Они знали, что этот праздник не сегодня – завтра кончится; знали оба и не заботились; может быть, потому, что перед ними еще был великий праздник юности. Он почувствовал как будто облегчение от признания девушки, как будто оно разом избавляло от всякого колебания и совестливости, как будто свободнее виделась впереди минута прощания… Об этой минуте часто думали оба, – спокойно, как о неизбежном, с покорностью – преждевременной и не предвещавшей добра. Покуда они друг друга еще любили и обнимались!.. Когда минута настала, вышло совсем другое.

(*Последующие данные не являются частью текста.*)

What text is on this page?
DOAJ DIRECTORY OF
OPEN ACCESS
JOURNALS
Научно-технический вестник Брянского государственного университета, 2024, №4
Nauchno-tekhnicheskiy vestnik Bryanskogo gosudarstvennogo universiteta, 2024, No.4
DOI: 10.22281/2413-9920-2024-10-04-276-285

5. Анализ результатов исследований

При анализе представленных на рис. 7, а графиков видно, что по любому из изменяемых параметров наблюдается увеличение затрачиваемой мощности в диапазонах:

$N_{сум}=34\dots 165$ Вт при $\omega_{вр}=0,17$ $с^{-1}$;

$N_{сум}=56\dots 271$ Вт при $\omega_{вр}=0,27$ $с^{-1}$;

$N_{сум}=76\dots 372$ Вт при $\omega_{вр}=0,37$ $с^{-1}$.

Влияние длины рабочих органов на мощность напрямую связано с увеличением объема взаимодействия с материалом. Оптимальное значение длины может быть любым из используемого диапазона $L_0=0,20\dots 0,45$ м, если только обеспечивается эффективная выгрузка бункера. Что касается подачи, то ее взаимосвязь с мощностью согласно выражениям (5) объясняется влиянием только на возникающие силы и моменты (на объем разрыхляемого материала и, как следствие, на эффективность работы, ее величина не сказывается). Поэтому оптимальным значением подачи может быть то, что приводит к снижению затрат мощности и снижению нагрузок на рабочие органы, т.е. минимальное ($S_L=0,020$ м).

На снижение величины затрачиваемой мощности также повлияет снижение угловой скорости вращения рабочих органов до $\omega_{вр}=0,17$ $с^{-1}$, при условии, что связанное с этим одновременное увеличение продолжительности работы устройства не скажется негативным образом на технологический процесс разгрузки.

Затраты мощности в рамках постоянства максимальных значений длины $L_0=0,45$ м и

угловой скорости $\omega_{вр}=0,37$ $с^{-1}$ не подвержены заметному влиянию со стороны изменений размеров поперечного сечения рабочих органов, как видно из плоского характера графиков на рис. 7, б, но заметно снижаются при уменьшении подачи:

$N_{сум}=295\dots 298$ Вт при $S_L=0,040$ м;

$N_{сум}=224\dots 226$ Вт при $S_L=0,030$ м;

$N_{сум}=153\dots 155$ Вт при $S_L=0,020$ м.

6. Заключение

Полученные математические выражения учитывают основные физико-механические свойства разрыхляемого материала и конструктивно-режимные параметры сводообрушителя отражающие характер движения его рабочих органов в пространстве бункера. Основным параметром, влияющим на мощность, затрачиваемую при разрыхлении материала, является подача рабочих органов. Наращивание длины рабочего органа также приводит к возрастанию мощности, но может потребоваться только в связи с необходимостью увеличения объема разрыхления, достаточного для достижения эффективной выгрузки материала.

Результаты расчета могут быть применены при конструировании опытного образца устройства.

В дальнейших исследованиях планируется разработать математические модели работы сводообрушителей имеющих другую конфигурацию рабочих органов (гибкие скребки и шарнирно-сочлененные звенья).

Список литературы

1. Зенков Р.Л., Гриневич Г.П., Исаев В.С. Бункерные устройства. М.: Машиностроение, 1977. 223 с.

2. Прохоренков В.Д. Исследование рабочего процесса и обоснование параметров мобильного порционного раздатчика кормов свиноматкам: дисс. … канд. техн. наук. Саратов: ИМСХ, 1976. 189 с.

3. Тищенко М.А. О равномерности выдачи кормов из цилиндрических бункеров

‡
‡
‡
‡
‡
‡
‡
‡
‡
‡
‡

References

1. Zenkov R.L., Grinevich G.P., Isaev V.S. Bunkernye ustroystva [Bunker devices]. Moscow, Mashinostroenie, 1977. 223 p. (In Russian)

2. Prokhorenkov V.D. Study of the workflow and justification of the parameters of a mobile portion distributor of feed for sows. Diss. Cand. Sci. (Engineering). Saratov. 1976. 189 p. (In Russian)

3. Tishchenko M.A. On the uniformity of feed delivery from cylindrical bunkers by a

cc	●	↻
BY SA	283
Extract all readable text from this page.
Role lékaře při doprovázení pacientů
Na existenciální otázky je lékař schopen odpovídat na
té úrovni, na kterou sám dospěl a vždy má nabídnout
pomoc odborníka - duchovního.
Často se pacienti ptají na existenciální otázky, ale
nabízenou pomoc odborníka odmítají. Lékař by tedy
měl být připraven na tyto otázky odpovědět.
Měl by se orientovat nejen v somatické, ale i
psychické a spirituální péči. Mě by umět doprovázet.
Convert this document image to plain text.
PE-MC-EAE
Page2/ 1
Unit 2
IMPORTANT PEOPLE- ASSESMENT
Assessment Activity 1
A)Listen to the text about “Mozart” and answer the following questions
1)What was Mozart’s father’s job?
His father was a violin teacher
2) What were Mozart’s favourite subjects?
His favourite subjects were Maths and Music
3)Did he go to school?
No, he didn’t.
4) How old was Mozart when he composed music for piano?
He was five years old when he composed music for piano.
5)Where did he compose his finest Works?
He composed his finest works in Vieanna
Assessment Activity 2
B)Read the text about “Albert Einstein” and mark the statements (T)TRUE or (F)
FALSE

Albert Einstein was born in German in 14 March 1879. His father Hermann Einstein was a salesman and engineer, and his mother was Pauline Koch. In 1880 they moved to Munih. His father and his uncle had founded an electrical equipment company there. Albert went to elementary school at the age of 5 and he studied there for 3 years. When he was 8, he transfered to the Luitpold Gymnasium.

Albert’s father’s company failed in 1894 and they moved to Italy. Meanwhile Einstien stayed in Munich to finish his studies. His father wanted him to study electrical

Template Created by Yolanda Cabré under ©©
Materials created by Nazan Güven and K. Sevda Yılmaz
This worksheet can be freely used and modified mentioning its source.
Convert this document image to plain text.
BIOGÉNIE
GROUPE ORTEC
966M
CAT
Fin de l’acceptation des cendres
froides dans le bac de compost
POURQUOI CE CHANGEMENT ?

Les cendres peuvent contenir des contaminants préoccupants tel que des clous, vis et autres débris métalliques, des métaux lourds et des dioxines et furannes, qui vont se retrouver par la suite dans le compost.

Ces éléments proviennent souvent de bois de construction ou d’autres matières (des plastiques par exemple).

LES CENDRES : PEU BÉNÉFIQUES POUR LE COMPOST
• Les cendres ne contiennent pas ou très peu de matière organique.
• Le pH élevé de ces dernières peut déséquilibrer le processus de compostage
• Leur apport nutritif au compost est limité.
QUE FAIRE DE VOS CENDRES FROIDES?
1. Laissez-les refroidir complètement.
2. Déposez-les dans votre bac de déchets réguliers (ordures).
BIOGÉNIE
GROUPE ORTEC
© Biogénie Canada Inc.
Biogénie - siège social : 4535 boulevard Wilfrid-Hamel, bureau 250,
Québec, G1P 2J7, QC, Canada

Бедному малому были очень нужны сапоги и деньги. Его сапоги истрепались, бегая на грезами артистических снов и юношеского честолюбия, за этими гибельными грезами, которые толпами слетаются со всех концов Италии и гаснут у зеркальных окоп Галлереи в холодные зимние ночи, в печальные голодные дни. Дорого стоили Паоло бедные глупости его любви! В двадцать-пять лет, когда все богатство – голова да сердце, люди не имеют права любить, даже какую-нибудь Принцессу; ни на миг, под страхом свалиться в пропасть, не имеют права отвести глаз от роскошной, обольстившей иллюзии: она, может быть, звезда будущего! Вперед, все вперед, приковав взор к этому маяку, пристально, жадно, – идти, запереть сердце, не слушать, не уставать, – идти неумолимо, хотя-бы пришлось растоптать сердце… Паоло занемог и никто этого не знал; даже целые три дня не знала и Принцесса. Настали тяжкие, черные дни, когда люди уходят бродить по пыльным дорогам за заставу, глазеют в окна золотых дел мастеров, читают объявления вывешенные в полиции; дни, когда в голове мутит, глядя на реку под мостом, – а поднять голову – вечно в глазах эти иголки Собора!.. По вечерам, дожидаясь на улице Сильвио-Пеллико, вечером казался Паоло холоднее, часы длиннее прежних, походка Принцессы не так легка и привлекательна.